Farid Hireche, architecte paysagiste, vante dans un ouvrage intitulé Art des jardins, petits paradis d'Alger, publié aux éditions Alternatives Urbaines (2015), le raffinement des jardins algérois et propose de renouer avec un art de vivre abandonné.
Comment en êtes-vous venu à vous intéresser aux jardins ?
Un appel naturel de la nature ! Trop de ville, trop de citadinité. Et puis les voyages, les découvertes ont fini par me convaincre à rétablir l'équilibre vert nécessaire à ma vie.
Mais ce sont surtout les contes de ma grand-mère qui m'ont conduit à changer de cap. Elle vivait avec mon grand-père dans un paradis terrestre (c'est un prochain ouvrage que je compte inchallah faire connaître au public), un paradis plein de fruits, de poésie et de féerie.
Vous reprenez dans votre ouvrage les impressions et les témoignages des grands voyageurs, de penseurs et de grandes figures de la littérature sur la «médina d'Alger», ainsi que le raffinement de ses arts de vivre.
Est-ce la conquête coloniale qui a mis fin à cela ?
Le plus grand malheur qu'ait connu notre pays, c'est cette foutue conquête qui a chamboulé nos habitudes et notre qualité de vie. Avec la conquête française, les corporations de métiers ont petit à petit disparu, et l'art du jardin et de l'architecture avec !
Qu'est-ce qui fait la particularité des jardins d'Alger ?

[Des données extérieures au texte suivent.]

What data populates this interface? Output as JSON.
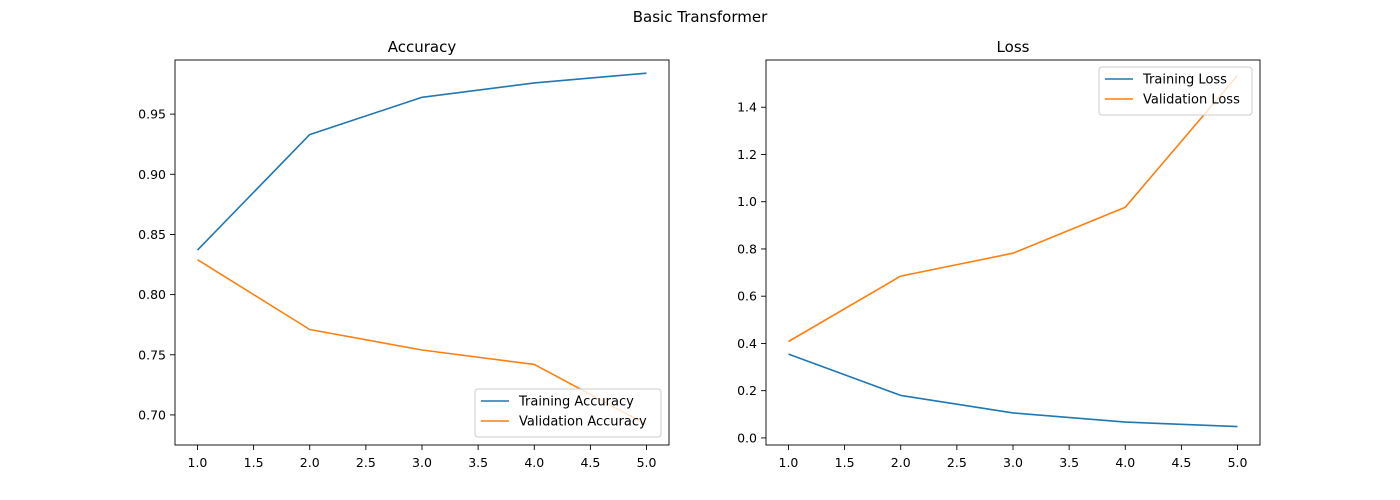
{
  "figure": {
    "suptitle": "Basic Transformer"
  },
  "chart_data": [
    {
      "type": "line",
      "title": "Accuracy",
      "xlabel": "",
      "ylabel": "",
      "x": [
        1.0,
        2.0,
        3.0,
        4.0,
        5.0
      ],
      "xlim": [
        0.8,
        5.2
      ],
      "ylim": [
        0.675,
        0.995
      ],
      "xticks": [
        1.0,
        1.5,
        2.0,
        2.5,
        3.0,
        3.5,
        4.0,
        4.5,
        5.0
      ],
      "xtick_labels": [
        "1.0",
        "1.5",
        "2.0",
        "2.5",
        "3.0",
        "3.5",
        "4.0",
        "4.5",
        "5.0"
      ],
      "yticks": [
        0.7,
        0.75,
        0.8,
        0.85,
        0.9,
        0.95
      ],
      "ytick_labels": [
        "0.70",
        "0.75",
        "0.80",
        "0.85",
        "0.90",
        "0.95"
      ],
      "grid": false,
      "legend_position": "lower right",
      "series": [
        {
          "name": "Training Accuracy",
          "color": "#1f77b4",
          "values": [
            0.837,
            0.933,
            0.964,
            0.976,
            0.984
          ]
        },
        {
          "name": "Validation Accuracy",
          "color": "#ff7f0e",
          "values": [
            0.829,
            0.771,
            0.754,
            0.742,
            0.692
          ]
        }
      ]
    },
    {
      "type": "line",
      "title": "Loss",
      "xlabel": "",
      "ylabel": "",
      "x": [
        1.0,
        2.0,
        3.0,
        4.0,
        5.0
      ],
      "xlim": [
        0.8,
        5.2
      ],
      "ylim": [
        -0.03,
        1.6
      ],
      "xticks": [
        1.0,
        1.5,
        2.0,
        2.5,
        3.0,
        3.5,
        4.0,
        4.5,
        5.0
      ],
      "xtick_labels": [
        "1.0",
        "1.5",
        "2.0",
        "2.5",
        "3.0",
        "3.5",
        "4.0",
        "4.5",
        "5.0"
      ],
      "yticks": [
        0.0,
        0.2,
        0.4,
        0.6,
        0.8,
        1.0,
        1.2,
        1.4
      ],
      "ytick_labels": [
        "0.0",
        "0.2",
        "0.4",
        "0.6",
        "0.8",
        "1.0",
        "1.2",
        "1.4"
      ],
      "grid": false,
      "legend_position": "upper right",
      "series": [
        {
          "name": "Training Loss",
          "color": "#1f77b4",
          "values": [
            0.355,
            0.18,
            0.106,
            0.067,
            0.048
          ]
        },
        {
          "name": "Validation Loss",
          "color": "#ff7f0e",
          "values": [
            0.408,
            0.685,
            0.782,
            0.977,
            1.535
          ]
        }
      ]
    }
  ]
}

Les jardins d'Alger sont des jardins avant tout d'ombres... et de lumières. Les concepteurs des jardins algérois (les bustandjia) aménageaient les ombrages qui étaient indispensables aux Djnayen.
Le climat méditerranéen d'Alger fait que nous baignons sous le soleil pratiquement d'avril à novembre. L'été, la sécheresse guette et les ombrages sont donc indispensables pour préserver un sol humide et frais pour les plantations, mais aussi des allées fraîches sous des treilles (dalya ou 'aricha) ou encore - et je devrais dire surtout - des bassins ombragés qui maintiennent une eau pure et fraîche à longueur de journée.
L'autre particularité est l'implantation des jardins dans des Fhos, c'est-à-dire dans des vallons, très souvent pittoresques, aujourd'hui complètement urbanisés.
L'on trouvait, par exemple, à Fahs Zghara, le jardin dit «Rahat ed-Dey», à Fahs Tazrart, les jardins de Mustapha Bacha, et à Fahs El Hamma, les jardins Abdeltif.
Ce dernier, l'un des rares et des mieux préservés dans son écrin de verdure est un exemple de ce que furent ces jardins de plaisance qui gravitaient autour de la capitale. L'eau, denrée rare, était captée par différents moyens : la noria, la saniya, la saqiya, les sahridj, les souterazi,... tout un vocabulaire du jardin oublié à redécouvrir ! Enfin, la dernière particularité des jardins d'Alger se trouve dans leur nom : «Djnayen».
Ce vocable fait référence au paradis (Djenna) tel que décrit dans le livre saint : des eaux courantes, des ombrages, des fruits mûrs à portée de main et une belle demeure pour les élus !
Les espaces verts se réduisent comme peau de chagrin. Les constructions - qui ont le plus souvent pour but de répondre à la crise du logement - se font le plus souvent dans le mépris de la verdure et des arbres. Les jardins sont-ils des paradis perdus ? Est-il encore possible de renouer avec ce patrimoine ?
Quand j'ai décidé de changer de métier pour devenir paysagiste, j'avais en tête le déclin paysager dans lequel tombaient nos villes et villages.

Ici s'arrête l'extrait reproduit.